Meares E M
Urology. 1985 Jul;26(1 Suppl):2-4.
Risk factors for the development of nosocomial infection, i.e., diabetes, immunosuppressive therapy, etc., are reviewed. In most cases, the patient's own fecal flora is the primary reservoir for potentially infecting pathogens, such as Escherichia coli, Pseudomonas, Klebsiella, Enterobacter, Proteus, Serratia, and enterococcus. Hospitalized patients are likely to have antibiotic-related changes in fecal flora. Abnormal urethral flora in men, as well as high rates of vaginal and urethral colonization in women, increase the risk of infection associated with urinary catheterization or instrumentation. The costs of nosocomial urinary tract infections, both in economic and health terms, are briefly discussed. After a review of the causes and consequences of bacterial resistance to antibiotics, the issue of perioperative prophylaxis is addressed. It is concluded that the most important aspects of effective perioperative prophylaxis are achievement of suitable drug-tissue levels at the time of surgery and a limited period of postoperative antibiotic administration. The problem and probable causes of cross contamination are described. Recommendations for reducing nosocomial infections are offered.

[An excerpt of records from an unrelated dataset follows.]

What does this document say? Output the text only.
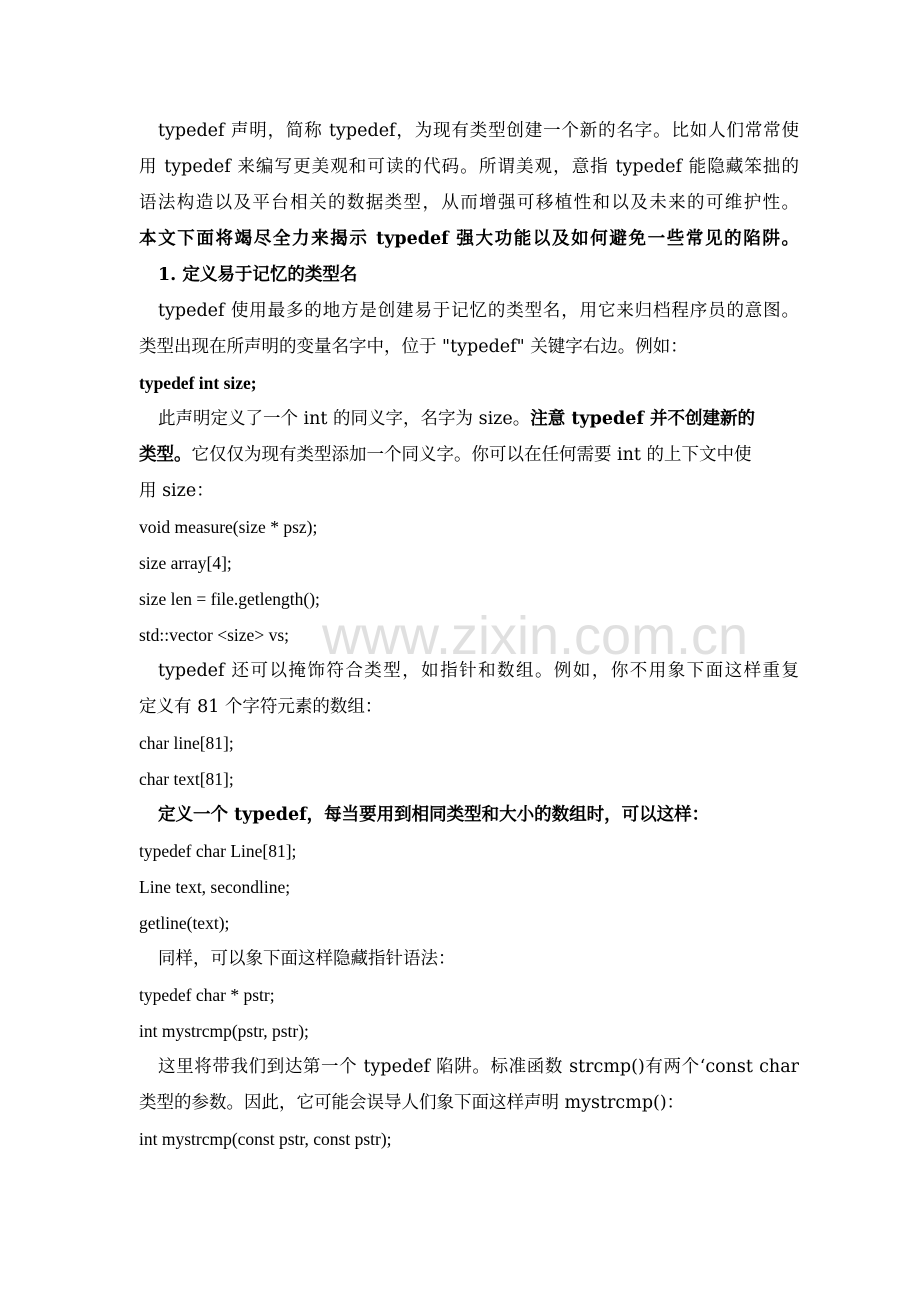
typedef 声明，简称 typedef，为现有类型创建一个新的名字。比如人们常常使
用 typedef 来编写更美观和可读的代码。所谓美观，意指 typedef 能隐藏笨拙的
语法构造以及平台相关的数据类型，从而增强可移植性和以及未来的可维护性。
本文下面将竭尽全力来揭示 typedef 强大功能以及如何避免一些常见的陷阱。
1. 定义易于记忆的类型名
typedef 使用最多的地方是创建易于记忆的类型名，用它来归档程序员的意图。
类型出现在所声明的变量名字中，位于 "typedef" 关键字右边。例如：
typedef int size;
此声明定义了一个 int 的同义字，名字为 size。注意 typedef 并不创建新的
类型。它仅仅为现有类型添加一个同义字。你可以在任何需要 int 的上下文中使
用 size：
void measure(size * psz);
size array[4];
size len = file.getlength();
std::vector <size> vs;
typedef 还可以掩饰符合类型，如指针和数组。例如，你不用象下面这样重复
定义有 81 个字符元素的数组：
char line[81];
char text[81];
定义一个 typedef，每当要用到相同类型和大小的数组时，可以这样：
typedef char Line[81];
Line text, secondline;
getline(text);
同样，可以象下面这样隐藏指针语法：
typedef char * pstr;
int mystrcmp(pstr, pstr);
这里将带我们到达第一个 typedef 陷阱。标准函数 strcmp()有两个‘const char
类型的参数。因此，它可能会误导人们象下面这样声明 mystrcmp()：
int mystrcmp(const pstr, const pstr);
www.zixin.com.cn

本文综述了医院感染发生的危险因素,如糖尿病、免疫抑制治疗等。在大多数情况下,患者自身的粪便菌群是潜在感染病原体(如大肠杆菌、假单胞菌、克雷伯菌、肠杆菌、变形杆菌、沙雷菌和肠球菌)的主要储存库。住院患者的粪便菌群可能会发生与抗生素相关的变化。男性尿道菌群异常以及女性阴道和尿道高定植率会增加与导尿或器械操作相关的感染风险。本文简要讨论了医院获得性尿路感染在经济和健康方面的成本。在回顾了细菌对抗生素耐药的原因和后果后,探讨了围手术期预防问题。得出的结论是,有效的围手术期预防最重要的方面是在手术时达到合适的药物组织水平以及术后抗生素给药时间有限。描述了交叉污染的问题及可能原因。并提供了减少医院感染的建议。